Once registered, an airman escorted him to his room, and locked him in. “You don’t have a key. You can’t get out,” he said, adding that meals were delivered three times a day.

Theaters in Sydney and Melbourne are operating at 75 percent to 85 percent capacity, without social distancing. Ticket holders can even buy drinks and merchandise at kiosks.

“The focus is all on ingress and egress of patrons,” Cassel said. “The biggest challenge is not when they are in the theater; there’s a confidence that when people are in the theater, they’re wearing masks, they’re facing forward.”

Ticket holders at “Frozen,” for example, are given staggered entry times, depending on their seat location. “They filled up from the center out,” Estreich recalled. “There was none of that stepping over people. That’s brilliant. I’m 6 foot 1, so I always have to tuck my legs in.”

The Australian shutdowns have been so severe that travel between states at times has been curtailed. Even so, ticket sales have been pretty brisk. Cassel noted that when the “Harry Potter” run had to be postponed last year, 80 percent of patrons exchanged their tickets for a later date.

“Obviously, from a commercial perspective, we will all want the ability to be playing to 100 percent,” he said. “But the fact that we could be playing at all and bringing people in and getting people onstage, you know, that’s been the absolute focus for now.”

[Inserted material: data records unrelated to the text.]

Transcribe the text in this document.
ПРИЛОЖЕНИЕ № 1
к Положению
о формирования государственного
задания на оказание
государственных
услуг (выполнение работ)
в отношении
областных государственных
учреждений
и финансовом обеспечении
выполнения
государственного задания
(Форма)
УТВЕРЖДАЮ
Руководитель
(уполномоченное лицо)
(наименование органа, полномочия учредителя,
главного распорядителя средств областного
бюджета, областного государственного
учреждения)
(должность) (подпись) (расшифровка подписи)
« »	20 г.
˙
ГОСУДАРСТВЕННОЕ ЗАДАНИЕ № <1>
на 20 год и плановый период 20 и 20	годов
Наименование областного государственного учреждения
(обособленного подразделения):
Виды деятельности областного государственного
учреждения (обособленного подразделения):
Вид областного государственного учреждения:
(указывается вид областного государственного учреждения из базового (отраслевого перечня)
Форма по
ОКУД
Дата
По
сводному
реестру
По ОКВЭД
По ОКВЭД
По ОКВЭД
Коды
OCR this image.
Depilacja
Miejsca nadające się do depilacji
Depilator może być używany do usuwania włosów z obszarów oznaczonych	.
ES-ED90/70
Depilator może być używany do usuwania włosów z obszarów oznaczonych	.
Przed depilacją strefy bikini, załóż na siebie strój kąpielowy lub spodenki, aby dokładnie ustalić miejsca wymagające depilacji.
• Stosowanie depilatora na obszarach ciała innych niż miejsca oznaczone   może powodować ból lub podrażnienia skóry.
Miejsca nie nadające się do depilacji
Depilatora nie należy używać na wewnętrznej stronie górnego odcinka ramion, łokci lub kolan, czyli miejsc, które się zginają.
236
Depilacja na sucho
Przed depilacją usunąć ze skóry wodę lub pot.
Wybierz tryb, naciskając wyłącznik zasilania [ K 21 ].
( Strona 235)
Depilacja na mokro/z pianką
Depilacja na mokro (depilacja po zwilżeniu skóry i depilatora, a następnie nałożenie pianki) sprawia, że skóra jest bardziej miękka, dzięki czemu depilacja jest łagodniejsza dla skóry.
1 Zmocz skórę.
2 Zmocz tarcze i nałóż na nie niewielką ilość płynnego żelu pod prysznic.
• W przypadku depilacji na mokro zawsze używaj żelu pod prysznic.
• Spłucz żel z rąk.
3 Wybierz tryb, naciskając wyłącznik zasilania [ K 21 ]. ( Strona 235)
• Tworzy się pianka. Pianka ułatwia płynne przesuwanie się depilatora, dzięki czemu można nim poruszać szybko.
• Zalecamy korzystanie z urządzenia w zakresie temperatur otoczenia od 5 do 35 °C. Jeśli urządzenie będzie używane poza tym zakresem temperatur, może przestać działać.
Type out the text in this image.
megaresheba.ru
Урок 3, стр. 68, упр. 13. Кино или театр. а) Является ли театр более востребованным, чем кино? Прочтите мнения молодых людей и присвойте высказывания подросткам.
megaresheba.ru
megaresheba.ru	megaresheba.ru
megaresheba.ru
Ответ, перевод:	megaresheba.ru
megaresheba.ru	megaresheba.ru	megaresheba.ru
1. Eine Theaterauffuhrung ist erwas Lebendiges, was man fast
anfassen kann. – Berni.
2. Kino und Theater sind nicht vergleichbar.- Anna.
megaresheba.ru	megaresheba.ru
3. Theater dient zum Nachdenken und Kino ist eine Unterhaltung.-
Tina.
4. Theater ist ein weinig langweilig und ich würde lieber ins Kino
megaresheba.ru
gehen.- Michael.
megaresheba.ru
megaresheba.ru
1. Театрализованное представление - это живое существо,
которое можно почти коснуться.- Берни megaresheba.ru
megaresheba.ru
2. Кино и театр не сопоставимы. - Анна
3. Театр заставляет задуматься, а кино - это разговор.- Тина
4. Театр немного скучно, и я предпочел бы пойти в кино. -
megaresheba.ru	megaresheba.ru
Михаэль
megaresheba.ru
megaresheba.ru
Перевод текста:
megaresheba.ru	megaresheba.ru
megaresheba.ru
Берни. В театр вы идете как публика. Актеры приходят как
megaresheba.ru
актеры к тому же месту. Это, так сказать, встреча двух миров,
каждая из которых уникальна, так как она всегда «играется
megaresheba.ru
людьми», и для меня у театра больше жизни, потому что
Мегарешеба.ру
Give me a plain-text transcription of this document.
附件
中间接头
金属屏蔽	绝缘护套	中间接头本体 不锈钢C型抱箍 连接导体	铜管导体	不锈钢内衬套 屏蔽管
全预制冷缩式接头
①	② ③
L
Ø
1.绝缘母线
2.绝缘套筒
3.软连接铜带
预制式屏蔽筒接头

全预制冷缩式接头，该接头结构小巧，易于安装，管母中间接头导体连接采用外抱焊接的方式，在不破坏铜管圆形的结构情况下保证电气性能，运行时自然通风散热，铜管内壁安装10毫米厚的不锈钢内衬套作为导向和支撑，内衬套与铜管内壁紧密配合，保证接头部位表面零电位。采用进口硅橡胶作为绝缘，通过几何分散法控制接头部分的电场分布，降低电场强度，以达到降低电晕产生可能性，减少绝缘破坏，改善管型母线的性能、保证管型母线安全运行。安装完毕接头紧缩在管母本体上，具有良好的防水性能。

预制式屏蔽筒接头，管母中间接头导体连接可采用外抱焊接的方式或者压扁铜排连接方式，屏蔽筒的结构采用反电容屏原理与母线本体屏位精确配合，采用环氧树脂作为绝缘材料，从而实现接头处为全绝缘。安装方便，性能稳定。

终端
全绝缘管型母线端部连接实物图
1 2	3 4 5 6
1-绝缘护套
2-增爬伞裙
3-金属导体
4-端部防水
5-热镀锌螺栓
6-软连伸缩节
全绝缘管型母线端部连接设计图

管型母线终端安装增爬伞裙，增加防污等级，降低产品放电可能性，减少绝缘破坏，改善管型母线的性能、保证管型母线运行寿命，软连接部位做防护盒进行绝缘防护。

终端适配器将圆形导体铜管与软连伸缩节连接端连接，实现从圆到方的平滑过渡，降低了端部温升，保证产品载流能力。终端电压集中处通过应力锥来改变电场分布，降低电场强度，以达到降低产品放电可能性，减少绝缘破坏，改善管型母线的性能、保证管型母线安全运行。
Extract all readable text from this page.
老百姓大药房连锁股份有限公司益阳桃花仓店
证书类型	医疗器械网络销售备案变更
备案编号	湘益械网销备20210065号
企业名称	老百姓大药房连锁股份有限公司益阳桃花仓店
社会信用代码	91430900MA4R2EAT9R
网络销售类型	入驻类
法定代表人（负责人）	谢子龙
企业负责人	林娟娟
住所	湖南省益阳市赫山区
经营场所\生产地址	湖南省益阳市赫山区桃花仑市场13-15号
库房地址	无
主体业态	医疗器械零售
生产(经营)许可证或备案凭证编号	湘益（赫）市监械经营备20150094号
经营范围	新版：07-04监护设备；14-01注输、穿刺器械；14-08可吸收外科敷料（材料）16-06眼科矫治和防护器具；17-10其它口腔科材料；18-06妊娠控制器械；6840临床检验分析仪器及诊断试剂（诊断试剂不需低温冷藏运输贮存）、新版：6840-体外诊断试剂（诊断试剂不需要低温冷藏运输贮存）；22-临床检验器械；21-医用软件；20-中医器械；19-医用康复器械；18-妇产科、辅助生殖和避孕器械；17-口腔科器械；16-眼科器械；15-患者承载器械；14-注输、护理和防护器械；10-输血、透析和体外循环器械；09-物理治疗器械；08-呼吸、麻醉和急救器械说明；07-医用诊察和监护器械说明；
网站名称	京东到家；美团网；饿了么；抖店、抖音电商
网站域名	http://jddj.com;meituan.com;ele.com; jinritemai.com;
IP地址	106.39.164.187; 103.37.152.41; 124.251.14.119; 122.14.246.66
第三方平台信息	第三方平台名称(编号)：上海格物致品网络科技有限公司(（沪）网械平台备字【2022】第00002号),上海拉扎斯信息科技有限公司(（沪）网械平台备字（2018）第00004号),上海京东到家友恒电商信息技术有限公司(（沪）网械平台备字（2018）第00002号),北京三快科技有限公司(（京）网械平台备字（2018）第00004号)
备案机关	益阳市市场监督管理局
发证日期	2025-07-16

What the Australian experience means for Broadway and the rest of North America, Schumacher said, is that a concerted effort by health and industry officials can overcome the obstacles to reopening. “There are things that can mitigate and make this possible,” he said. “It just takes everyone working together.”

For Estreich, who performs in community theater, the absence of shows made her heart grow even fonder. She felt no anxiety going back, and now looks forward to seeing an upcoming performance of “Hamilton.”

“It was like a different energy than you’ve ever seen on a stage before,” she said of her experience at “Frozen.” “You could see the cast’s gratefulness for having a job during this time just radiating off them.”